Following Ashby’s law of requisite variety (1958), we state that the potential of interventions in complex systems is dependent on the complexity of the intervenors themselves, namely their contributions for the coupling relationship with a system of interest. This complexity must be grounded in the modes of thinking that, constrained by (and constraining) our explanatory approaches and theoretical models, guide our actions (Morin, 1990): our modes of thinking need to be congruent and commensurate with the nature and complexity of the systems we seek to address.

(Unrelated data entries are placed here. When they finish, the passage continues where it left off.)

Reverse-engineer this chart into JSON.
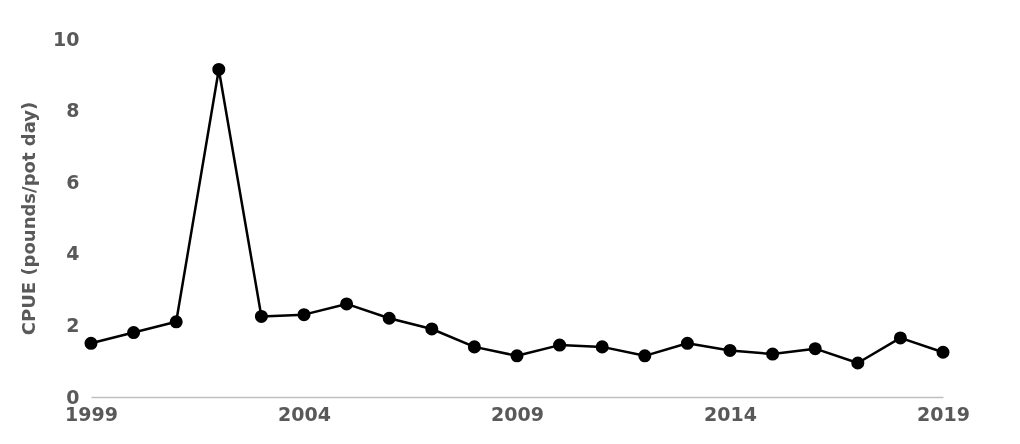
{
  "chart_data": {
    "type": "line",
    "ylabel": "CPUE (pounds/pot day)",
    "x": [
      1999,
      2000,
      2001,
      2002,
      2003,
      2004,
      2005,
      2006,
      2007,
      2008,
      2009,
      2010,
      2011,
      2012,
      2013,
      2014,
      2015,
      2016,
      2017,
      2018,
      2019
    ],
    "series": [
      {
        "color": "#000000",
        "values": [
          1.5,
          1.8,
          2.1,
          9.15,
          2.25,
          2.3,
          2.6,
          2.2,
          1.9,
          1.4,
          1.15,
          1.45,
          1.4,
          1.15,
          1.5,
          1.3,
          1.2,
          1.35,
          0.95,
          1.65,
          1.25
        ]
      }
    ],
    "xlim": [
      1999,
      2019
    ],
    "xticks": [
      1999,
      2004,
      2009,
      2014,
      2019
    ],
    "ylim": [
      0,
      10
    ],
    "yticks": [
      0,
      2,
      4,
      6,
      8,
      10
    ],
    "grid": false,
    "legend": false,
    "marker": "circle",
    "line_style": "solid"
  }
}
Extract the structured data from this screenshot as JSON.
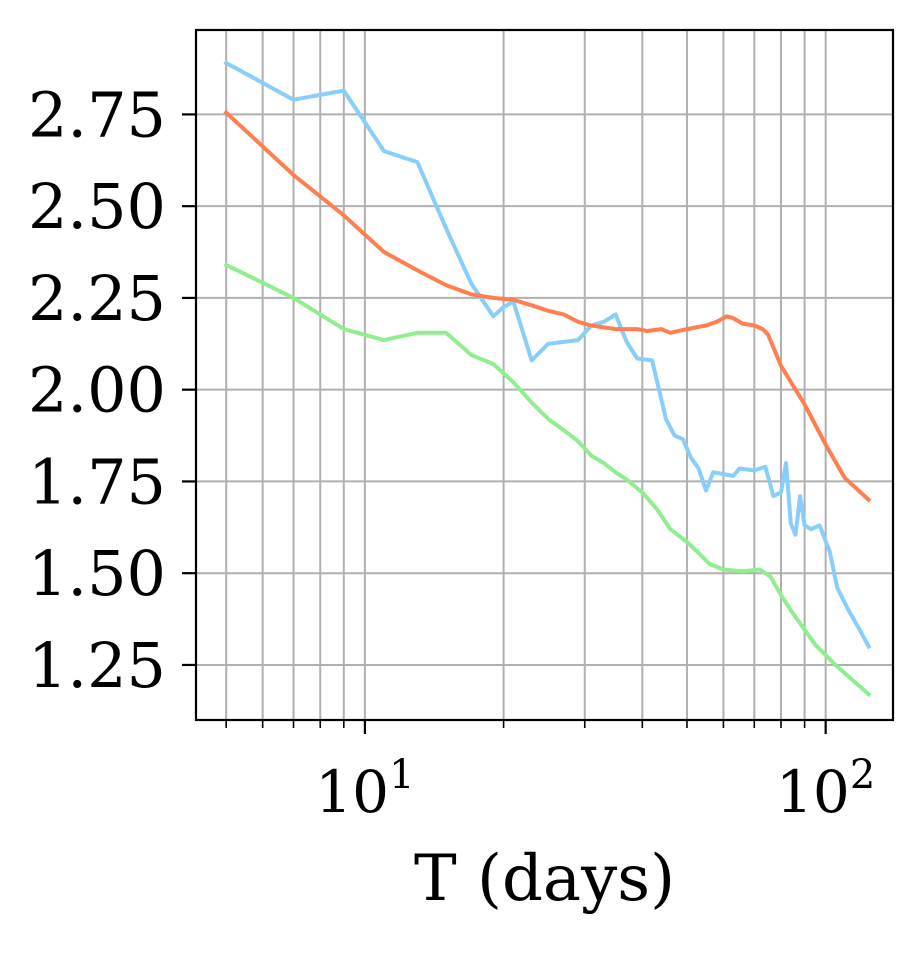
{
  "chart_data": {
    "type": "line",
    "xlabel": "T (days)",
    "ylabel": "",
    "xscale": "log",
    "xlim": [
      4.3,
      140
    ],
    "ylim": [
      1.1,
      2.98
    ],
    "grid": "on (major and minor)",
    "xticks": [
      {
        "value": 10,
        "base": "10",
        "exp": "1"
      },
      {
        "value": 100,
        "base": "10",
        "exp": "2"
      }
    ],
    "yticks": [
      {
        "value": 1.25,
        "label": "1.25"
      },
      {
        "value": 1.5,
        "label": "1.50"
      },
      {
        "value": 1.75,
        "label": "1.75"
      },
      {
        "value": 2.0,
        "label": "2.00"
      },
      {
        "value": 2.25,
        "label": "2.25"
      },
      {
        "value": 2.5,
        "label": "2.50"
      },
      {
        "value": 2.75,
        "label": "2.75"
      }
    ],
    "series": [
      {
        "color": "#87CEFA",
        "points": [
          [
            5,
            2.89
          ],
          [
            7,
            2.79
          ],
          [
            9,
            2.815
          ],
          [
            11,
            2.65
          ],
          [
            13,
            2.62
          ],
          [
            15,
            2.44
          ],
          [
            17,
            2.29
          ],
          [
            19,
            2.2
          ],
          [
            20,
            2.225
          ],
          [
            21,
            2.24
          ],
          [
            23,
            2.08
          ],
          [
            25,
            2.125
          ],
          [
            29,
            2.135
          ],
          [
            31,
            2.175
          ],
          [
            33,
            2.185
          ],
          [
            35,
            2.205
          ],
          [
            37,
            2.13
          ],
          [
            39,
            2.085
          ],
          [
            42,
            2.08
          ],
          [
            45,
            1.92
          ],
          [
            47,
            1.875
          ],
          [
            49,
            1.865
          ],
          [
            51,
            1.815
          ],
          [
            53,
            1.785
          ],
          [
            55,
            1.725
          ],
          [
            57,
            1.775
          ],
          [
            60,
            1.77
          ],
          [
            63,
            1.765
          ],
          [
            65,
            1.785
          ],
          [
            70,
            1.78
          ],
          [
            74,
            1.79
          ],
          [
            77,
            1.71
          ],
          [
            80,
            1.72
          ],
          [
            82,
            1.8
          ],
          [
            84,
            1.635
          ],
          [
            86,
            1.605
          ],
          [
            88,
            1.71
          ],
          [
            90,
            1.63
          ],
          [
            93,
            1.62
          ],
          [
            97,
            1.63
          ],
          [
            102,
            1.56
          ],
          [
            106,
            1.46
          ],
          [
            112,
            1.4
          ],
          [
            118,
            1.35
          ],
          [
            124,
            1.3
          ]
        ]
      },
      {
        "color": "#FF7F50",
        "points": [
          [
            5,
            2.755
          ],
          [
            7,
            2.585
          ],
          [
            9,
            2.475
          ],
          [
            11,
            2.375
          ],
          [
            13,
            2.325
          ],
          [
            15,
            2.285
          ],
          [
            17,
            2.26
          ],
          [
            19,
            2.25
          ],
          [
            21,
            2.245
          ],
          [
            23,
            2.23
          ],
          [
            25,
            2.215
          ],
          [
            27,
            2.205
          ],
          [
            29,
            2.185
          ],
          [
            31,
            2.175
          ],
          [
            35,
            2.165
          ],
          [
            39,
            2.165
          ],
          [
            41,
            2.16
          ],
          [
            44,
            2.165
          ],
          [
            46,
            2.155
          ],
          [
            50,
            2.165
          ],
          [
            55,
            2.175
          ],
          [
            58,
            2.185
          ],
          [
            61,
            2.2
          ],
          [
            63,
            2.195
          ],
          [
            66,
            2.18
          ],
          [
            70,
            2.175
          ],
          [
            73,
            2.165
          ],
          [
            75,
            2.15
          ],
          [
            80,
            2.065
          ],
          [
            90,
            1.96
          ],
          [
            100,
            1.85
          ],
          [
            110,
            1.76
          ],
          [
            124,
            1.7
          ]
        ]
      },
      {
        "color": "#90EE90",
        "points": [
          [
            5,
            2.34
          ],
          [
            7,
            2.25
          ],
          [
            9,
            2.165
          ],
          [
            11,
            2.135
          ],
          [
            13,
            2.155
          ],
          [
            15,
            2.155
          ],
          [
            17,
            2.095
          ],
          [
            19,
            2.07
          ],
          [
            21,
            2.02
          ],
          [
            23,
            1.965
          ],
          [
            25,
            1.92
          ],
          [
            27,
            1.89
          ],
          [
            29,
            1.86
          ],
          [
            31,
            1.82
          ],
          [
            33,
            1.8
          ],
          [
            35,
            1.775
          ],
          [
            37,
            1.755
          ],
          [
            40,
            1.72
          ],
          [
            43,
            1.675
          ],
          [
            46,
            1.62
          ],
          [
            50,
            1.585
          ],
          [
            53,
            1.555
          ],
          [
            56,
            1.525
          ],
          [
            60,
            1.51
          ],
          [
            66,
            1.505
          ],
          [
            72,
            1.51
          ],
          [
            76,
            1.49
          ],
          [
            80,
            1.44
          ],
          [
            85,
            1.39
          ],
          [
            95,
            1.305
          ],
          [
            105,
            1.25
          ],
          [
            124,
            1.17
          ]
        ]
      }
    ]
  }
}
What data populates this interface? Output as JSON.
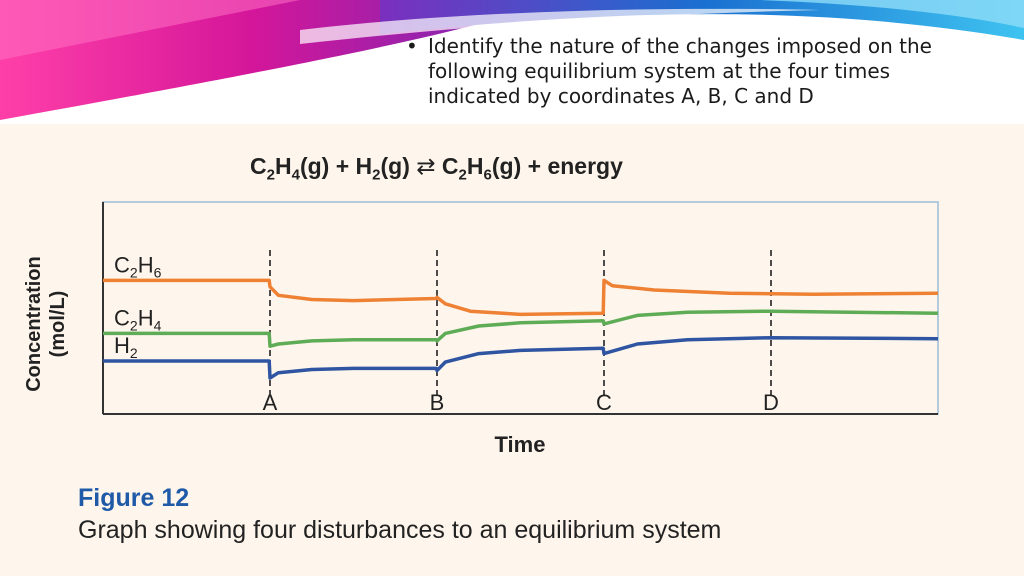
{
  "slide": {
    "bullet_text": "Identify the nature of the changes imposed on the following equilibrium system at the four times indicated by coordinates A, B, C and D",
    "bullet_lines": [
      "Identify the nature of the changes imposed on the",
      "following equilibrium system at the four times",
      "indicated by coordinates A, B, C and D"
    ],
    "accent_colors": [
      "#e0218a",
      "#7b2fbe",
      "#1a9fd9",
      "#7fd3f5"
    ]
  },
  "figure": {
    "equation": {
      "reactant1_main": "C",
      "reactant1_sub1": "2",
      "reactant1_h": "H",
      "reactant1_sub2": "4",
      "reactant1_state": "(g) + ",
      "reactant2_main": "H",
      "reactant2_sub": "2",
      "reactant2_state": "(g) ",
      "arrow": "⇄",
      "product_main": " C",
      "product_sub1": "2",
      "product_h": "H",
      "product_sub2": "6",
      "product_state": "(g) + energy"
    },
    "label": "Figure 12",
    "caption": "Graph showing four disturbances to an equilibrium system"
  },
  "chart_data": {
    "type": "line",
    "title": "",
    "xlabel": "Time",
    "ylabel_lines": [
      "Concentration",
      "(mol/L)"
    ],
    "xlim": [
      0,
      10
    ],
    "ylim": [
      0,
      10
    ],
    "grid": false,
    "background": "#fef6ec",
    "events": [
      {
        "label": "A",
        "x": 2.0
      },
      {
        "label": "B",
        "x": 4.0
      },
      {
        "label": "C",
        "x": 6.0
      },
      {
        "label": "D",
        "x": 8.0
      }
    ],
    "series": [
      {
        "name": "C2H6",
        "label_main": "C",
        "label_sub1": "2",
        "label_h": "H",
        "label_sub2": "6",
        "color": "#ee8133",
        "points": [
          [
            0,
            6.3
          ],
          [
            1.99,
            6.3
          ],
          [
            2.0,
            6.0
          ],
          [
            2.1,
            5.6
          ],
          [
            2.5,
            5.4
          ],
          [
            3.0,
            5.35
          ],
          [
            3.99,
            5.45
          ],
          [
            4.0,
            5.5
          ],
          [
            4.1,
            5.2
          ],
          [
            4.4,
            4.85
          ],
          [
            5.0,
            4.7
          ],
          [
            5.99,
            4.75
          ],
          [
            6.0,
            6.3
          ],
          [
            6.1,
            6.05
          ],
          [
            6.6,
            5.85
          ],
          [
            7.5,
            5.7
          ],
          [
            8.5,
            5.65
          ],
          [
            10,
            5.7
          ]
        ]
      },
      {
        "name": "C2H4",
        "label_main": "C",
        "label_sub1": "2",
        "label_h": "H",
        "label_sub2": "4",
        "color": "#5fac57",
        "points": [
          [
            0,
            3.8
          ],
          [
            1.99,
            3.8
          ],
          [
            2.0,
            3.2
          ],
          [
            2.1,
            3.3
          ],
          [
            2.5,
            3.45
          ],
          [
            3.0,
            3.5
          ],
          [
            3.99,
            3.5
          ],
          [
            4.0,
            3.45
          ],
          [
            4.1,
            3.8
          ],
          [
            4.5,
            4.15
          ],
          [
            5.0,
            4.3
          ],
          [
            5.99,
            4.4
          ],
          [
            6.0,
            4.25
          ],
          [
            6.4,
            4.65
          ],
          [
            7.0,
            4.8
          ],
          [
            8.0,
            4.85
          ],
          [
            10,
            4.75
          ]
        ]
      },
      {
        "name": "H2",
        "label_main": "H",
        "label_sub1": "2",
        "label_h": "",
        "label_sub2": "",
        "color": "#2f55a2",
        "points": [
          [
            0,
            2.5
          ],
          [
            1.99,
            2.5
          ],
          [
            2.0,
            1.7
          ],
          [
            2.1,
            1.95
          ],
          [
            2.5,
            2.1
          ],
          [
            3.0,
            2.15
          ],
          [
            3.99,
            2.15
          ],
          [
            4.0,
            2.05
          ],
          [
            4.1,
            2.45
          ],
          [
            4.5,
            2.85
          ],
          [
            5.0,
            3.0
          ],
          [
            5.99,
            3.1
          ],
          [
            6.0,
            2.85
          ],
          [
            6.4,
            3.3
          ],
          [
            7.0,
            3.5
          ],
          [
            8.0,
            3.6
          ],
          [
            10,
            3.55
          ]
        ]
      }
    ]
  }
}
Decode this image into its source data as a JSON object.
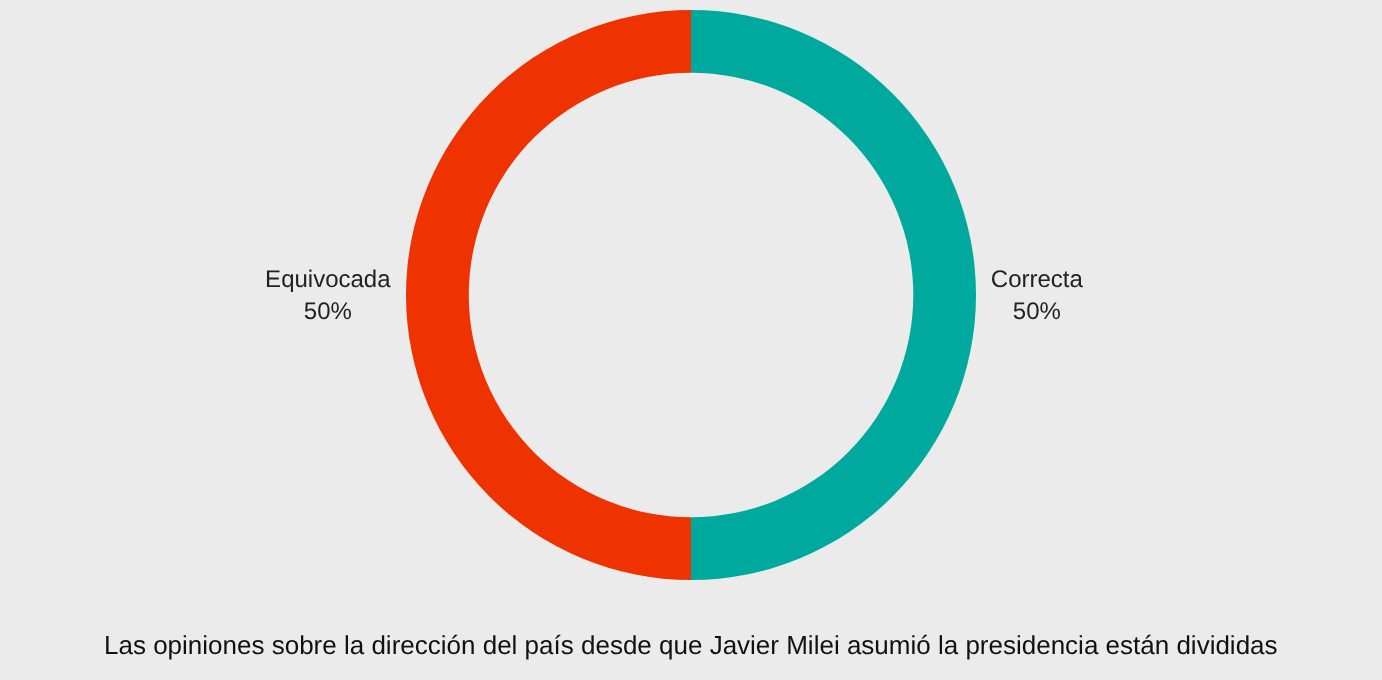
{
  "chart_data": {
    "type": "donut",
    "categories": [
      "Correcta",
      "Equivocada"
    ],
    "values": [
      50,
      50
    ],
    "colors": [
      "#00a99d",
      "#ee3300"
    ],
    "value_labels": [
      "50%",
      "50%"
    ],
    "annotations": [
      "Las opiniones sobre la dirección del país desde que Javier Milei asumió la presidencia están divididas"
    ],
    "legend": false
  }
}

It is possible to organise our modes of thinking in such a way that the resulting coherence fosters the emergence of relevant information about a target system of interest (Checkland 1999; Caves and Melo 2018), ourselves and our relationship with it, so as to improve and expand our possibilities for acting in positive ways in relation to it and to better manage the change processes implicated in this relationship.
More complex modes of thinking are more likely to lead to the emergence of novel and pragmatically meaningful information about a given target system that informs actions supporting a positive co-evolving relationship and eco-systemic fitness between the observer, the system of interest and their environment.
Complex thinking
In this proposal, Complex Thinking is defined both as (Melo, 2020):
A mode (or process) of coupling
Complex thinking as a process that is sustained by a set of practices that simultaneously:
(i) attend to (describing, explaining, predicting) and adjust to the complexity of (a selected part of) the world (the system of interest) and the properties that sustain its complexity (as recognised by given communities of observers at a given point in time); and
(ii) enact such properties as contributions to the coupling relationship;
An outcome of coupling
Complex thinking as an outcome generates:
(i) a multiplicity of descriptions, explanations and anticipations as well as a framework for their integration;
(ii) meaningful emergent novel information, translated as differences that makes a difference (Bateson 1979) in the observer, the target system and/or their coupling relationship towards increased coherence and complexity;
(iii) a variety of possibilities of action for promoting, supporting or managing change in both the observer, the world, and their subsequent coupling relation, guiding choices that build
(iv) constructive interactions and positive co-evolving relationships capable of sustaining positive outcomes for the observer, the target system and their environments, as agreed by a set of critical observers (entities either involved and/or more or less directly affected by the outcomes).